Please consult the revamped version of Peck's English Pointers for the most up-to-date content, and don't forget to update your bookmarks!


The Elusive Dangling Modifier


Dangling Modifier: A species of the misplaced modifier kingdom. Renowned for its colourful name and ability to nest unnoticed in a sentence, often at the beginning. Mates with the remainder of the sentence to produce a confused, sometimes unintentionally hilarious meaning. Habitat ranges from thick, unedited prose to refined, tidy, even published writing.

The dangling modifier is one of the most common and pernicious errors in English grammar. Even accomplished writers wander into its trap, spawning shameful sentences like these:

  • Entering the room, the lamp fell over.
  • Winded and tired, the marathon seemed endless.

The problem with these sentences is that they start with a modifier, which of course has to modify something, but in each case the "something" is the wrong thing. In the first example, the modifier entering the room describes lamp, as if to say the lamp was entering the room. In the second, the modifier winded and tired describes marathon, which can’t be either winded or tired.

The grammar rule here is a fairly simple one: a modifier that introduces a sentence nearly always describes the subject of the sentence. That’s why the modifiers above end up attached to lamp and marathon. This rule suggests one easy way to fix a dangling modifier—change the subject. Let’s say the first example is supposed to mean that a dog, while entering the room, knocked over the lamp. A new subject gets this message across clearly and accurately:

  • Entering the room, the dog knocked over the lamp.

The same sort of change resuscitates the second example:

  • Winded and tired, the dancers found the marathon endless.

Here is another way of rewriting this sentence. Does this version eliminate the dangling modifier?

  • Winded and tired, the marathon seemed endless to the dancers.

The answer is no. The dancers are now part of the sentence, which clarifies the meaning, but the dangler is still alive and well. The introductory modifier is still winded and tired and the subject of the sentence is still marathon. Therefore, winded and tired still grammatically describes the marathon.

Changing the sentence’s subject is not the only way to repair a dangling modifier. Changing or moving the modifier, or indeed rewriting the sentence, will also work.

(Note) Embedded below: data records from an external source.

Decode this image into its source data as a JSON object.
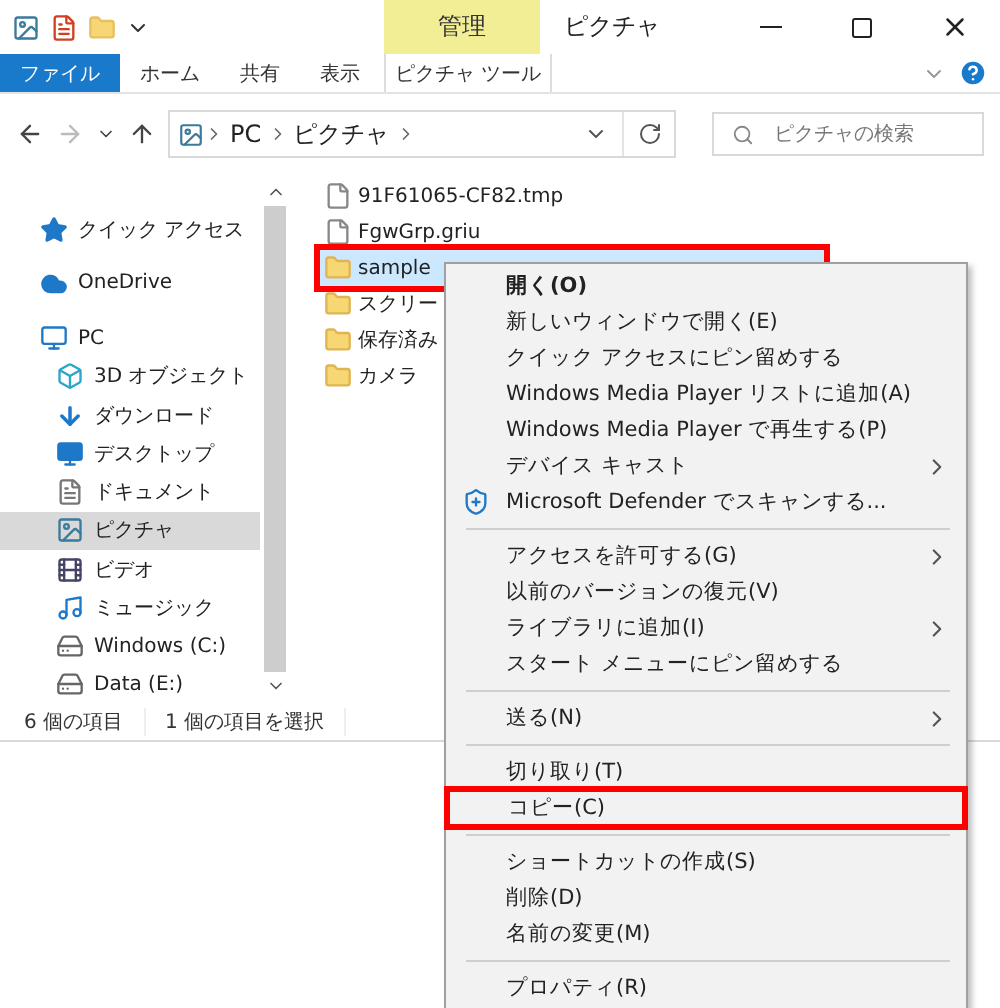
{
  "title_bar": {
    "context_group": "管理",
    "title": "ピクチャ"
  },
  "ribbon_tabs": [
    {
      "label": "ファイル",
      "kind": "file"
    },
    {
      "label": "ホーム",
      "kind": "tab"
    },
    {
      "label": "共有",
      "kind": "tab"
    },
    {
      "label": "表示",
      "kind": "tab"
    },
    {
      "label": "ピクチャ ツール",
      "kind": "context"
    }
  ],
  "address": {
    "parts": [
      "PC",
      "ピクチャ"
    ]
  },
  "search": {
    "placeholder": "ピクチャの検索"
  },
  "nav": [
    {
      "label": "クイック アクセス",
      "kind": "star",
      "selected": false
    },
    {
      "label": "OneDrive",
      "kind": "cloud",
      "selected": false
    },
    {
      "label": "PC",
      "kind": "pc",
      "selected": false,
      "children": [
        {
          "label": "3D オブジェクト",
          "kind": "cube",
          "selected": false
        },
        {
          "label": "ダウンロード",
          "kind": "download",
          "selected": false
        },
        {
          "label": "デスクトップ",
          "kind": "desktop",
          "selected": false
        },
        {
          "label": "ドキュメント",
          "kind": "document",
          "selected": false
        },
        {
          "label": "ピクチャ",
          "kind": "picture",
          "selected": true
        },
        {
          "label": "ビデオ",
          "kind": "video",
          "selected": false
        },
        {
          "label": "ミュージック",
          "kind": "music",
          "selected": false
        },
        {
          "label": "Windows (C:)",
          "kind": "drive",
          "selected": false
        },
        {
          "label": "Data (E:)",
          "kind": "drive",
          "selected": false
        }
      ]
    }
  ],
  "files": [
    {
      "name": "91F61065-CF82.tmp",
      "kind": "file",
      "selected": false,
      "highlighted": false
    },
    {
      "name": "FgwGrp.griu",
      "kind": "file",
      "selected": false,
      "highlighted": false
    },
    {
      "name": "sample",
      "kind": "folder",
      "selected": true,
      "highlighted": true
    },
    {
      "name": "スクリー",
      "kind": "folder",
      "selected": false,
      "highlighted": false
    },
    {
      "name": "保存済み",
      "kind": "folder",
      "selected": false,
      "highlighted": false
    },
    {
      "name": "カメラ",
      "kind": "folder",
      "selected": false,
      "highlighted": false
    }
  ],
  "status_bar": [
    "6 個の項目",
    "1 個の項目を選択"
  ],
  "context_menu": [
    {
      "kind": "item",
      "label": "開く(O)",
      "bold": true,
      "submenu": false,
      "highlighted": false
    },
    {
      "kind": "item",
      "label": "新しいウィンドウで開く(E)",
      "bold": false,
      "submenu": false,
      "highlighted": false
    },
    {
      "kind": "item",
      "label": "クイック アクセスにピン留めする",
      "bold": false,
      "submenu": false,
      "highlighted": false
    },
    {
      "kind": "item",
      "label": "Windows Media Player リストに追加(A)",
      "bold": false,
      "submenu": false,
      "highlighted": false
    },
    {
      "kind": "item",
      "label": "Windows Media Player で再生する(P)",
      "bold": false,
      "submenu": false,
      "highlighted": false
    },
    {
      "kind": "item",
      "label": "デバイス キャスト",
      "bold": false,
      "submenu": true,
      "highlighted": false
    },
    {
      "kind": "shield",
      "label": "Microsoft Defender でスキャンする...",
      "bold": false,
      "submenu": false,
      "highlighted": false
    },
    {
      "kind": "separator"
    },
    {
      "kind": "item",
      "label": "アクセスを許可する(G)",
      "bold": false,
      "submenu": true,
      "highlighted": false
    },
    {
      "kind": "item",
      "label": "以前のバージョンの復元(V)",
      "bold": false,
      "submenu": false,
      "highlighted": false
    },
    {
      "kind": "item",
      "label": "ライブラリに追加(I)",
      "bold": false,
      "submenu": true,
      "highlighted": false
    },
    {
      "kind": "item",
      "label": "スタート メニューにピン留めする",
      "bold": false,
      "submenu": false,
      "highlighted": false
    },
    {
      "kind": "separator"
    },
    {
      "kind": "item",
      "label": "送る(N)",
      "bold": false,
      "submenu": true,
      "highlighted": false
    },
    {
      "kind": "separator"
    },
    {
      "kind": "item",
      "label": "切り取り(T)",
      "bold": false,
      "submenu": false,
      "highlighted": false
    },
    {
      "kind": "item",
      "label": "コピー(C)",
      "bold": false,
      "submenu": false,
      "highlighted": true
    },
    {
      "kind": "separator"
    },
    {
      "kind": "item",
      "label": "ショートカットの作成(S)",
      "bold": false,
      "submenu": false,
      "highlighted": false
    },
    {
      "kind": "item",
      "label": "削除(D)",
      "bold": false,
      "submenu": false,
      "highlighted": false
    },
    {
      "kind": "item",
      "label": "名前の変更(M)",
      "bold": false,
      "submenu": false,
      "highlighted": false
    },
    {
      "kind": "separator"
    },
    {
      "kind": "item",
      "label": "プロパティ(R)",
      "bold": false,
      "submenu": false,
      "highlighted": false
    }
  ]
}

Here are more corrections for the second example. In all cases, winded and tired has a clear and logical word to modify.

  • The marathon seemed endless to the winded and tired dancers.
  • The marathon seemed endless to those who were winded and tired.
  • The dancers, winded and tired, found the marathon endless.

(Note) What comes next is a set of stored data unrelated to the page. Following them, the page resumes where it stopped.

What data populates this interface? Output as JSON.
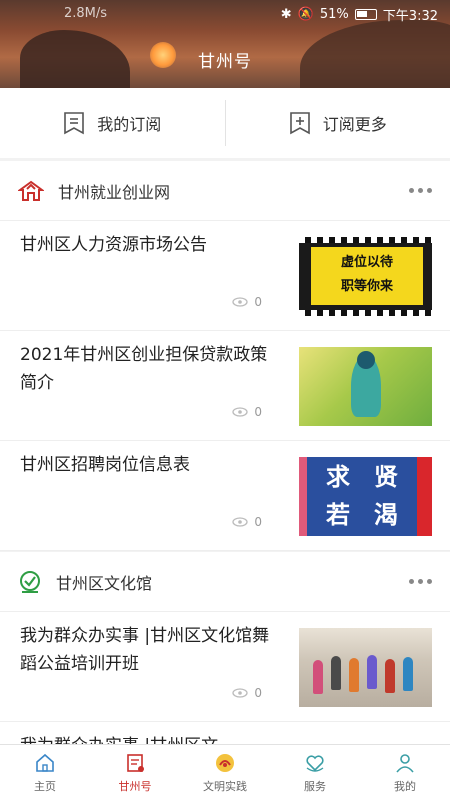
{
  "status_bar": {
    "network_speed": "2.8M/s",
    "battery": "51%",
    "time": "下午3:32"
  },
  "header": {
    "title": "甘州号"
  },
  "subscription": {
    "my_label": "我的订阅",
    "more_label": "订阅更多"
  },
  "sections": [
    {
      "name": "甘州就业创业网",
      "articles": [
        {
          "title": "甘州区人力资源市场公告",
          "views": "0",
          "thumb_text": [
            "虚位以待",
            "职等你来"
          ]
        },
        {
          "title": "2021年甘州区创业担保贷款政策简介",
          "views": "0"
        },
        {
          "title": "甘州区招聘岗位信息表",
          "views": "0",
          "thumb_text": [
            "求",
            "贤",
            "若",
            "渴"
          ]
        }
      ]
    },
    {
      "name": "甘州区文化馆",
      "articles": [
        {
          "title": "我为群众办实事 |甘州区文化馆舞蹈公益培训开班",
          "views": "0"
        },
        {
          "title": "我为群众办实事 |甘州区文",
          "views": ""
        }
      ]
    }
  ],
  "tabs": [
    {
      "label": "主页",
      "icon": "home-icon"
    },
    {
      "label": "甘州号",
      "icon": "news-icon",
      "active": true
    },
    {
      "label": "文明实践",
      "icon": "emblem-icon"
    },
    {
      "label": "服务",
      "icon": "heart-hands-icon"
    },
    {
      "label": "我的",
      "icon": "user-icon"
    }
  ],
  "colors": {
    "accent": "#c9302c",
    "header_bg": "#8a4b32"
  }
}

For many writers, the real hurdle to fixing dangling modifiers is spotting them. Remember, most dangling modifiers appear at the beginning of sentences. Get into the habit of checking every sentence that begins with a modifier. First look at the modifier. Then look at the subject of the sentence. Do the two go together? If not, there’s a problem.

Here is a good example:

  • Newly painted, I was impressed with the redecorated room.

Should newly painted be describing I? Unless I’ve just come from some strange salon, surely not. How about this one:

  • Before eating his lunch, his stomach began to growl.

Should before eating his lunch be describing stomach? No—his stomach will not be sitting down to lunch.

Catching the elusive dangling modifier will not only make you a better writer, it will also make you a less embarrassed one. Consider this dangler from a Globe and Mail interview with feminist Gloria Steinem: "Small-bosomed and delicate-boned, Steinem’s black suede boots are size 8AA . . . ." Really, would you want to be the writer responsible for those buxom boots?